BRUCE NAUMAN: VIDEO WORKS
Edward Ressle is pleased to inaugurate its new Shanghai gallery with an exhibition titled ‘BRUCE NAUMAN: VIDEO WORKS’, the first solo exhibition of the artist in mainland China. The exhibition is organized in collaboration with the Video Data Bank (VDB) of the Art Institute of Chicago and the titles were in the original Castelli-Sonnabend video art collection.
Underlining the iconoclastic attitude of the gallery, ‘BRUCE NAUMAN: VIDEO WORKS’ features five renowned key works produced between 1968 and 1969 that are widely considered amongst the most pioneering and influential works of 20th century art history; radically changing not only artistic practice but also our general notion of art. Recorded with a Sony Portapak video camera purchased by the legendary gallerist Leo Castelli, the artist was offered an opportunity to experiment with the flexibility of the recording machine. This culminated in an intense period of video making for Nauman where he created a series of monochromatic film pieces, performing repetitive actions such as stamping, jumping, playing the violin, bouncing balls, within the premises of his studio. Each work is around sixty minutes in length and when exhibited, they provide the audience an impression that Nauman has been performing these various mundane actions forever, and thus subjects himself and the viewer to a minor test of endurance.
Isolated in his studio, his actions have no apparent reason or cause beyond his aesthetic practice. Using his body as the point of departure to explore the limits of everyday situations, Nauman used video as a theatrical stage and a surveillance device within an installation context, influenced by the experimental work of Merce Cunningham, Meredith Monk, La Monte Young, Steve Reich, and Phillip Glass. Borrowing Dadaist ideas about the procedures and operations of art making, the choice of treating his own body as a physical tool or material with which to make sculpture or performance earned Nauman a reputation as a conceptual pioneer in the field of sculpture, as Nauman himself stated, ‘if you can manipulate clay and end up with art, you can manipulate yourself in it as well. It has to do with using the body as a tool, an object to manipulate.’

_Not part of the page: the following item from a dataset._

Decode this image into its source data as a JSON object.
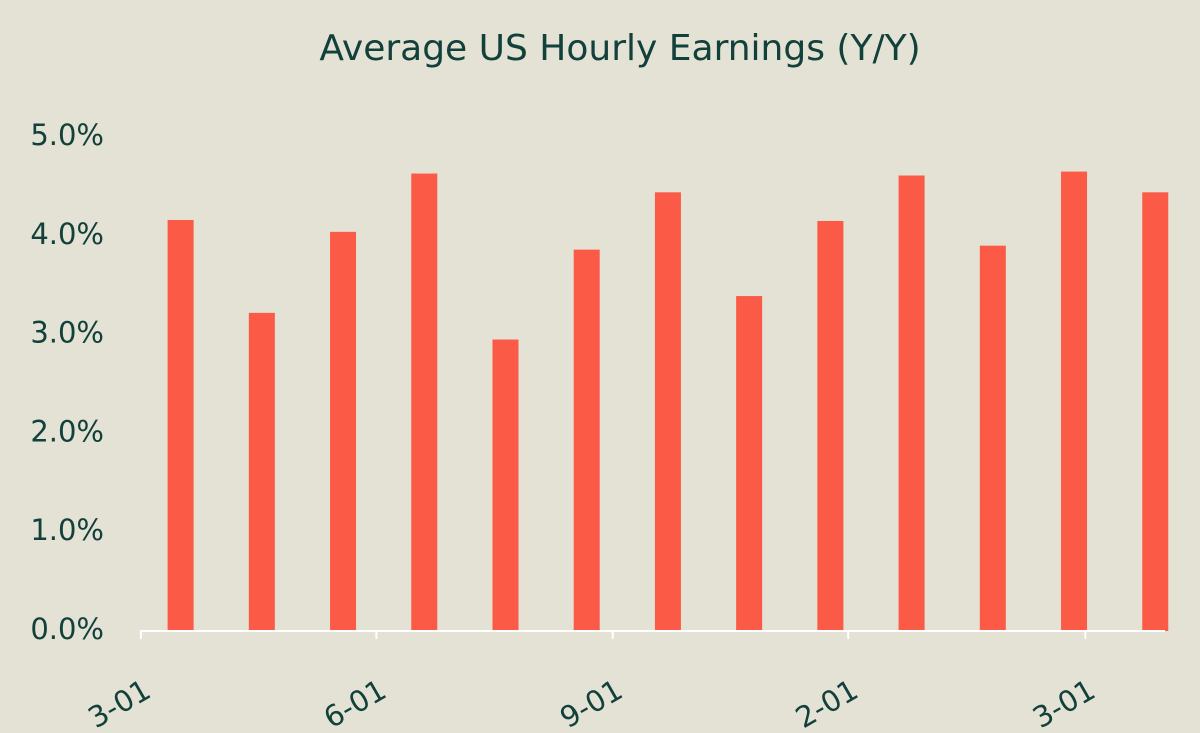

Refusing consistency and categorization, Nauman’s prodigious and unconventional oeuvre has made benchmark contributions in a multitude of areas, expressing his thought-provoking ideas in a wide range of media and materials such as sculpture, photography, neon, drawing, printmaking, performance, sound and video. As MoMA director Glenn D. Lowry put in a nutshell in his foreword to the exhibition catalogue of the 2018-2019 traveling retrospective ‘Bruce Nauman: Disappearing Acts’; ‘Challenging the ways in which conventions become codified, his work erases all forms of certainty, mandating that we craft our own meanings rather than accede to more familiar rules. The lessons learned from Bruce’s penetrating intelligence become more and more necessary every day.’ An indisputable hero of postmodernism with a singular lightning-sharp wit, Nauman is known for his groundbreaking and provocative work that pose important questions about the nature of creativity. As Nauman describes, ‘From the beginning I was trying to see if I could make art that… was just there all at once. Like getting hit in the face with a baseball bat. Or better, like getting hit in the back of the neck. You never see it coming; it just knocks you down. I like that idea very much: the kind of intensity that doesn’t give you any trace of whether you’re going to like it or not.’